IEEE Micro articles and developments since 2000

Google Cluster Architecture

"Web Search for a Planet: The Google Cluster Architecture," IEEE Micro, Mar-Apr., 2003, 22-28.

The central idea of this IEEE Micro article is that Google has designed a search engine which is energy efficient, reliable, and so cost effective that it allows them to provide superior service. The article begins by pointing out that every request to a search engine requires complex computations. When Google gets a request, it reads hundreds of megabytes of data and uses tens of billions of CPU cycles. With thousands of such requests happening every second, Google's infrastructure compares in size to a supercomputer installation! Energy efficiency and price-performance ratio are the most important factors to its design. Easy parallelism is the main priority so that different queries can run on different processors (the overall index is partitioned so that a single query can use multiple processors).

Google's architecture provides reliability by using many commodity PCs to build computing clusters. The design is tailored for "best aggregate request throughput" rather than peak server response time -- reponse times are managed by parallelizing individual requests. Thus, a reliable computing infrastructure is fashioned from clusters of unreliable commodity PCs. At the software level reliability is achieved by replicating services across many different machines and automatically detecting failures.

When a user queries Google, the user's browser first identifies the nearest domain. Multiple clusters are distributed worldwide with sufficient capacity to handle query traffic. The system selects the nearest cluster. This minimizes the time required to respond to the user's query. The user's browser sends a hypertext transport protocol (HTTP) request to that cluster which processes the query. Each cluster has its own load-balancer and distributes requests across the available Google Web Servers (GWS). The GWS coordinates query and formats it into Hypertext Markup Language (HTML).

There are two major phases to query execution. In the first phase, each query word is mapped to a matching list of documents. This forms a hit list. Then the hit list is compared to relevant documents, and a relevance score is computed for each document. The relevance score determines the order of results on the output page. This was accomplished when the index server consulted an inverted index comprised of many terabytes of data. The huge amount of data makes the search process very challenging, but the final result of the first phase is an ordered list of In the second phase of the query execution, this list of identifiers is taken and computed to produce a query-specific document summary. Document servers examine each document for the title and keyword. As in the first phase, to do this, the documents are randomly distributed into smaller shards; multiple server replicas handle each shard; and requests are routed through a load balancer. Google stores dozens of copies of the Web across its cluster to insure adequate replication in all the clusters. When both phases are complete, a GWS sends the HTML to the output page and returns it to the user's browser.

By parallelizing the search over many machines, the wait is reduced to answer a query. Most accesses are read-only. When updates are done (infrequently), queries are diverted. The main thing is that the inherent parallelism of the system is aggressively exploited. Big look-ups of matching documents are transformed into smaller indices and then merged afterwards. The query stream is divided too. Machines are added to each pool to increase the capacity. The total computation is divided across CPUs and disks, and the hardware selection process focuses on machines that offer an excellent request throughput.

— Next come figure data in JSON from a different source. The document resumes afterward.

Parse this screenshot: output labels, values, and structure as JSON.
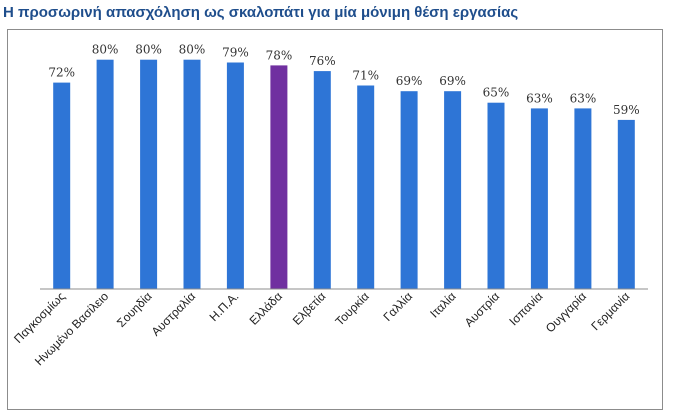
{
  "title": "Η προσωρινή απασχόληση ως σκαλοπάτι για μία μόνιμη θέση εργασίας",
  "chart_data": {
    "type": "bar",
    "title": "Η προσωρινή απασχόληση ως σκαλοπάτι για μία μόνιμη θέση εργασίας",
    "xlabel": "",
    "ylabel": "",
    "ylim": [
      0,
      90
    ],
    "grid": false,
    "legend": "none",
    "categories": [
      "Παγκοσμίως",
      "Ηνωμένο Βασίλειο",
      "Σουηδία",
      "Αυστραλία",
      "Η.Π.Α.",
      "Ελλάδα",
      "Ελβετία",
      "Τουρκία",
      "Γαλλία",
      "Ιταλία",
      "Αυστρία",
      "Ισπανία",
      "Ουγγαρία",
      "Γερμανία"
    ],
    "values": [
      72,
      80,
      80,
      80,
      79,
      78,
      76,
      71,
      69,
      69,
      65,
      63,
      63,
      59
    ],
    "value_labels": [
      "72%",
      "80%",
      "80%",
      "80%",
      "79%",
      "78%",
      "76%",
      "71%",
      "69%",
      "69%",
      "65%",
      "63%",
      "63%",
      "59%"
    ],
    "colors": {
      "default": "#2e75d6",
      "highlight": "#7030a0",
      "highlight_category": "Ελλάδα",
      "axis": "#8c8c8c",
      "title": "#1f4e8c"
    }
  }
}
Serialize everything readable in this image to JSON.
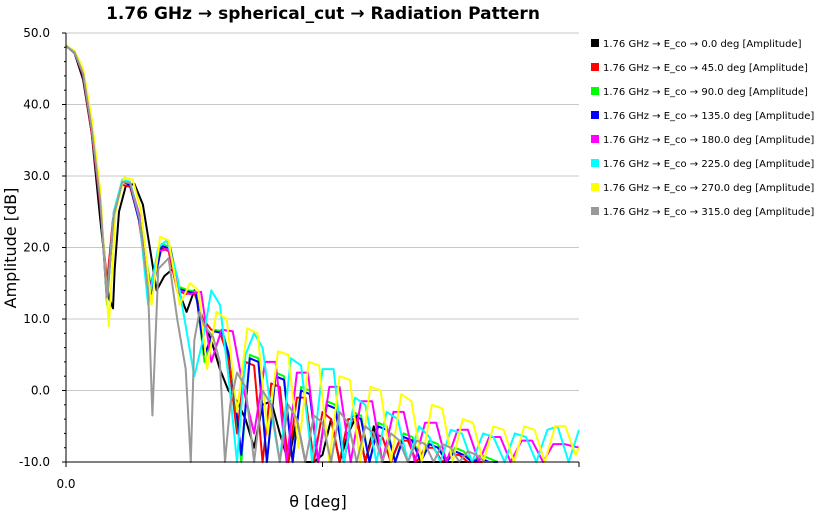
{
  "chart_data": {
    "type": "line",
    "title": "1.76 GHz → spherical_cut → Radiation Pattern",
    "xlabel": "θ [deg]",
    "ylabel": "Amplitude [dB]",
    "ylim": [
      -10,
      50
    ],
    "xlim": [
      0,
      60
    ],
    "x_ticks": [
      "0.0"
    ],
    "y_ticks": [
      "50.0",
      "40.0",
      "30.0",
      "20.0",
      "10.0",
      "0.0",
      "-10.0"
    ],
    "grid": "horizontal",
    "legend_position": "right",
    "series": [
      {
        "name": "1.76 GHz → E_co → 0.0 deg [Amplitude]",
        "color": "#000000",
        "x": [
          0,
          1,
          2,
          3,
          4,
          5,
          5.5,
          5.7,
          6.2,
          7,
          8,
          9,
          9.8,
          10.6,
          11.5,
          12.5,
          13.3,
          14.1,
          15,
          16,
          17,
          18,
          19,
          20,
          21,
          22,
          23,
          24,
          25,
          26,
          27,
          28,
          29,
          30,
          31,
          32,
          33,
          34,
          35,
          36,
          37,
          38,
          39,
          40,
          41,
          42,
          43,
          44,
          45,
          46,
          47
        ],
        "y": [
          48.2,
          47.2,
          43.5,
          36,
          24,
          13,
          11.5,
          17,
          25,
          28.6,
          28.9,
          26,
          20,
          14,
          16,
          17,
          13.5,
          11,
          14,
          10,
          7,
          3,
          0,
          -1.5,
          -4,
          -8,
          -2,
          -1.5,
          -6,
          -10,
          -4,
          -10,
          -10,
          -9,
          -4,
          -10,
          -6,
          -3.5,
          -10,
          -5,
          -10,
          -10,
          -7,
          -10,
          -10,
          -10,
          -10,
          -10,
          -10,
          -10,
          -10
        ]
      },
      {
        "name": "1.76 GHz → E_co → 45.0 deg [Amplitude]",
        "color": "#ff0000",
        "x": [
          0,
          1,
          2,
          3,
          4,
          4.8,
          5.5,
          6.5,
          7.5,
          8.5,
          9.8,
          11,
          12,
          13,
          14,
          15,
          16,
          17,
          18,
          19,
          20,
          21,
          22,
          23,
          24,
          25,
          26,
          27,
          28,
          29,
          30,
          31,
          32,
          33,
          34,
          35,
          36,
          37,
          38,
          39,
          40,
          41,
          42,
          43,
          44,
          45,
          46,
          47,
          48,
          49,
          50
        ],
        "y": [
          48.2,
          47.3,
          44,
          36,
          26,
          15,
          24,
          28.8,
          28.5,
          24,
          13,
          20,
          19.5,
          14,
          13.5,
          13.7,
          10,
          8.5,
          8.2,
          4.5,
          -6,
          4,
          3.5,
          -10,
          1,
          0.5,
          -10,
          -1,
          -1,
          -10,
          -3,
          -4,
          -10,
          -4,
          -4,
          -10,
          -6,
          -6.5,
          -10,
          -7,
          -7,
          -10,
          -8,
          -8,
          -10,
          -9,
          -9,
          -10,
          -10,
          -10,
          -10
        ]
      },
      {
        "name": "1.76 GHz → E_co → 90.0 deg [Amplitude]",
        "color": "#00ff00",
        "x": [
          0,
          1,
          2,
          3,
          4,
          4.8,
          5.6,
          6.6,
          7.5,
          8.6,
          10,
          11.2,
          12.2,
          13.2,
          14.3,
          15.2,
          16.2,
          17.3,
          18.3,
          19.3,
          20.5,
          21.5,
          22.5,
          23.5,
          24.5,
          25.5,
          26.5,
          27.5,
          28.5,
          29.5,
          30.5,
          31.5,
          32.5,
          33.5,
          34.5,
          35.5,
          36.5,
          37.5,
          38.5,
          39.5,
          40.5,
          41.5,
          42.5,
          43.5,
          44.5,
          45.5,
          46.5,
          47.5,
          48.5,
          49.5,
          50.5
        ],
        "y": [
          48.3,
          47.4,
          44.5,
          37,
          27,
          12,
          25,
          29.5,
          29,
          24,
          14,
          20.5,
          20,
          14.5,
          14,
          13.8,
          4,
          8.5,
          8.3,
          4,
          -10,
          5,
          4.5,
          -10,
          2.5,
          2,
          -10,
          0.5,
          0,
          -10,
          -1.5,
          -2,
          -10,
          -3,
          -3.5,
          -10,
          -4.5,
          -5,
          -10,
          -6,
          -6.5,
          -10,
          -7,
          -7.5,
          -10,
          -8,
          -8.5,
          -10,
          -9,
          -9.5,
          -10
        ]
      },
      {
        "name": "1.76 GHz → E_co → 135.0 deg [Amplitude]",
        "color": "#0000ff",
        "x": [
          0,
          1,
          2,
          3,
          4,
          4.8,
          5.6,
          6.6,
          7.5,
          8.6,
          10,
          11.2,
          12.2,
          13.2,
          14.3,
          15.2,
          16.2,
          17.3,
          18.3,
          19.3,
          20.5,
          21.5,
          22.5,
          23.5,
          24.5,
          25.5,
          26.5,
          27.5,
          28.5,
          29.5,
          30.5,
          31.5,
          32.5,
          33.5,
          34.5,
          35.5,
          36.5,
          37.5,
          38.5,
          39.5,
          40.5,
          41.5,
          42.5,
          43.5,
          44.5,
          45.5,
          46.5,
          47.5,
          48.5,
          49.5,
          50.5
        ],
        "y": [
          48.2,
          47.3,
          44.2,
          36.5,
          26.5,
          13,
          24.5,
          29.2,
          28.8,
          23.5,
          13.5,
          20.2,
          19.8,
          14.2,
          13.8,
          13.6,
          5,
          8.3,
          8,
          4,
          -9,
          4.5,
          4,
          -10,
          2,
          1.5,
          -10,
          0,
          -0.5,
          -10,
          -2,
          -2.5,
          -10,
          -3.5,
          -4,
          -10,
          -5,
          -5.5,
          -10,
          -6.5,
          -7,
          -10,
          -7.5,
          -8,
          -10,
          -8.5,
          -9,
          -10,
          -9.5,
          -10,
          -10
        ]
      },
      {
        "name": "1.76 GHz → E_co → 180.0 deg [Amplitude]",
        "color": "#ff00ff",
        "x": [
          0,
          1,
          2,
          3,
          4,
          4.8,
          5.6,
          6.6,
          7.5,
          8.6,
          9.6,
          10.8,
          12,
          13.2,
          14.5,
          15.8,
          17,
          18.2,
          19.5,
          20.8,
          22,
          23.3,
          24.5,
          25.8,
          27,
          28.3,
          29.5,
          30.8,
          32,
          33.3,
          34.5,
          35.8,
          37,
          38.3,
          39.5,
          40.8,
          42,
          43.3,
          44.5,
          45.8,
          47,
          48.3,
          49.5,
          50.8,
          52,
          53.3,
          54.5,
          55.8,
          57,
          58.3,
          60
        ],
        "y": [
          48.2,
          47.3,
          44.4,
          36.8,
          26.8,
          12.5,
          25,
          29.2,
          29,
          24.5,
          13,
          19.5,
          19.8,
          14,
          13.5,
          13.8,
          4,
          8.5,
          8.3,
          0,
          -6,
          4,
          4,
          -10,
          2.5,
          2.5,
          -10,
          0.5,
          0.5,
          -10,
          -1.5,
          -1.5,
          -10,
          -3,
          -3,
          -10,
          -4.5,
          -4.5,
          -10,
          -5.5,
          -5.5,
          -10,
          -6.5,
          -6.5,
          -10,
          -7,
          -7,
          -10,
          -7.5,
          -7.5,
          -8
        ]
      },
      {
        "name": "1.76 GHz → E_co → 225.0 deg [Amplitude]",
        "color": "#00ffff",
        "x": [
          0,
          1,
          2,
          3,
          4,
          4.8,
          5.6,
          6.6,
          7.5,
          8.6,
          9.6,
          10.8,
          11.8,
          13,
          14,
          15,
          16,
          17,
          18,
          19,
          20,
          21,
          22,
          23,
          24,
          25,
          26.3,
          27.5,
          28.8,
          30,
          31.3,
          32.5,
          33.8,
          35,
          36.3,
          37.5,
          38.8,
          40,
          41.3,
          42.5,
          43.8,
          45,
          46.3,
          47.5,
          48.8,
          50,
          51.3,
          52.5,
          53.8,
          55,
          56.3,
          57.5,
          58.8,
          60
        ],
        "y": [
          48.2,
          47.3,
          44.5,
          37,
          27.5,
          13,
          25,
          29.5,
          29.2,
          24,
          12,
          20,
          21,
          16,
          9,
          2,
          7,
          14,
          12,
          2,
          -10,
          5,
          8,
          6,
          -3,
          -10,
          4.5,
          3.5,
          -10,
          3,
          3,
          -10,
          -1,
          -2,
          -10,
          -3,
          -4,
          -10,
          -5,
          -6.5,
          -10,
          -5.5,
          -6,
          -10,
          -6,
          -6.5,
          -10,
          -6,
          -6.5,
          -10,
          -5.5,
          -5,
          -10,
          -5.5
        ]
      },
      {
        "name": "1.76 GHz → E_co → 270.0 deg [Amplitude]",
        "color": "#ffff00",
        "x": [
          0,
          1,
          2,
          3,
          4,
          5,
          5.8,
          6.8,
          7.8,
          8.8,
          10,
          11,
          12,
          13.3,
          14.5,
          15.5,
          16.5,
          17.6,
          18.8,
          20,
          21.2,
          22.4,
          23.6,
          24.8,
          26,
          27.2,
          28.4,
          29.6,
          30.8,
          32,
          33.2,
          34.4,
          35.6,
          36.8,
          38,
          39.2,
          40.4,
          41.6,
          42.8,
          44,
          45.2,
          46.4,
          47.6,
          48.8,
          50,
          51.2,
          52.4,
          53.6,
          54.8,
          56,
          57.2,
          58.4,
          59.6,
          60
        ],
        "y": [
          48.3,
          47.5,
          45,
          38,
          28,
          9,
          25,
          29.8,
          29.5,
          25,
          12,
          21.5,
          21,
          12,
          15,
          14,
          3,
          11,
          10,
          -3,
          8.7,
          8,
          -6,
          5.5,
          5,
          -8,
          4,
          3.5,
          -10,
          2,
          1.5,
          -10,
          0.5,
          0,
          -10,
          -0.5,
          -1.5,
          -10,
          -2,
          -2.5,
          -10,
          -4,
          -4.5,
          -10,
          -5,
          -5.5,
          -10,
          -5,
          -5.5,
          -10,
          -5,
          -5,
          -9,
          -8
        ]
      },
      {
        "name": "1.76 GHz → E_co → 315.0 deg [Amplitude]",
        "color": "#999999",
        "x": [
          0,
          1,
          2,
          3,
          4,
          4.8,
          5.6,
          6.6,
          7.5,
          8.6,
          9.6,
          10.1,
          10.8,
          12,
          13,
          14,
          14.6,
          15,
          15.6,
          16.2,
          17.2,
          18,
          18.6,
          19.2,
          20,
          21,
          22,
          23,
          24,
          25,
          26,
          27,
          28,
          29,
          30,
          31,
          32,
          33,
          34,
          35,
          36,
          37,
          38,
          39,
          40,
          41,
          42,
          43,
          44,
          45,
          46,
          47,
          48,
          49,
          50
        ],
        "y": [
          48.2,
          47.3,
          44.3,
          36.6,
          26.6,
          13,
          24.5,
          29.2,
          29,
          24,
          14,
          -3.5,
          17,
          18.5,
          10,
          3,
          -10,
          7,
          11,
          9,
          7.5,
          4,
          -10,
          -2,
          2.5,
          0.5,
          -10,
          0,
          -2,
          -10,
          -2,
          -4,
          -10,
          -3.5,
          -4.5,
          -10,
          -3,
          -4.5,
          -10,
          -5,
          -6,
          -10,
          -6,
          -7,
          -10,
          -7,
          -7.5,
          -10,
          -7.5,
          -8,
          -10,
          -8.5,
          -9,
          -10,
          -10
        ]
      }
    ]
  }
}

Google achieves software reliability by avoiding fault-tolerant hardware features. The main focus is on tolerating failures in software. Replication gives better request throughput and availability. Each internal service is replicated across many machines to overcome the inherent unreliability of machines in general: "Because we already replicate services across multiple machines to obtain sufficient capacity, this type of fault tolerance almost comes for free" (p. 24). Furthermore, CPUs are purchased which give the best performance per unit price, rather than CPUs that give absolutely the best performance overall. The use of commodity PCs reduces the cost of computation. Thus, Google can afford to use more resources per query and search a larger index of documents.

Google has found a way to increase performance without increasing the costs. Compared to other more expensive solutions (such as four-processor motherboards or SCSI disks) they get the best of both worlds. Google's servers resemble mid-range desktop PCs, except for larger disk drives. Realistically, a server does not last more than two or three years because the performance, compared to newer machines, will not be as good. Older machines are slower and it is more difficult to achieve proper load distribution and configuration in clusters that contain both old and new. So equipment costs figure prominently in the budget. Google servers are custom made and cost around $278,000 or $7,700 a month for the three years of their lives. The remaining expenses are mostly for personnel and hosting costs. Compared to other solutions, there are significantly more systems administration and repair costs, but the costs are manageable. All the machines have identical configurations, so maintenance of 1000 servers doesn't cost much more than maintenance of 100 servers. The cost of monitoring, similarly, does not increase with the size of the cluster.

Power consumption and cooling issues are the big challenge. Reduced power servers may not save money in the long run. Their reduced power consumption is desirable, but it has to come without limiting performance. What counts are watts per unit of performance, not watts alone. A low-power server may depreciate more quickly which eats up the savings. A Google 10kW rack costs only $1,500 per month. In order to be cost advantageous, a low-power server must not be more expensive than a regular server would be.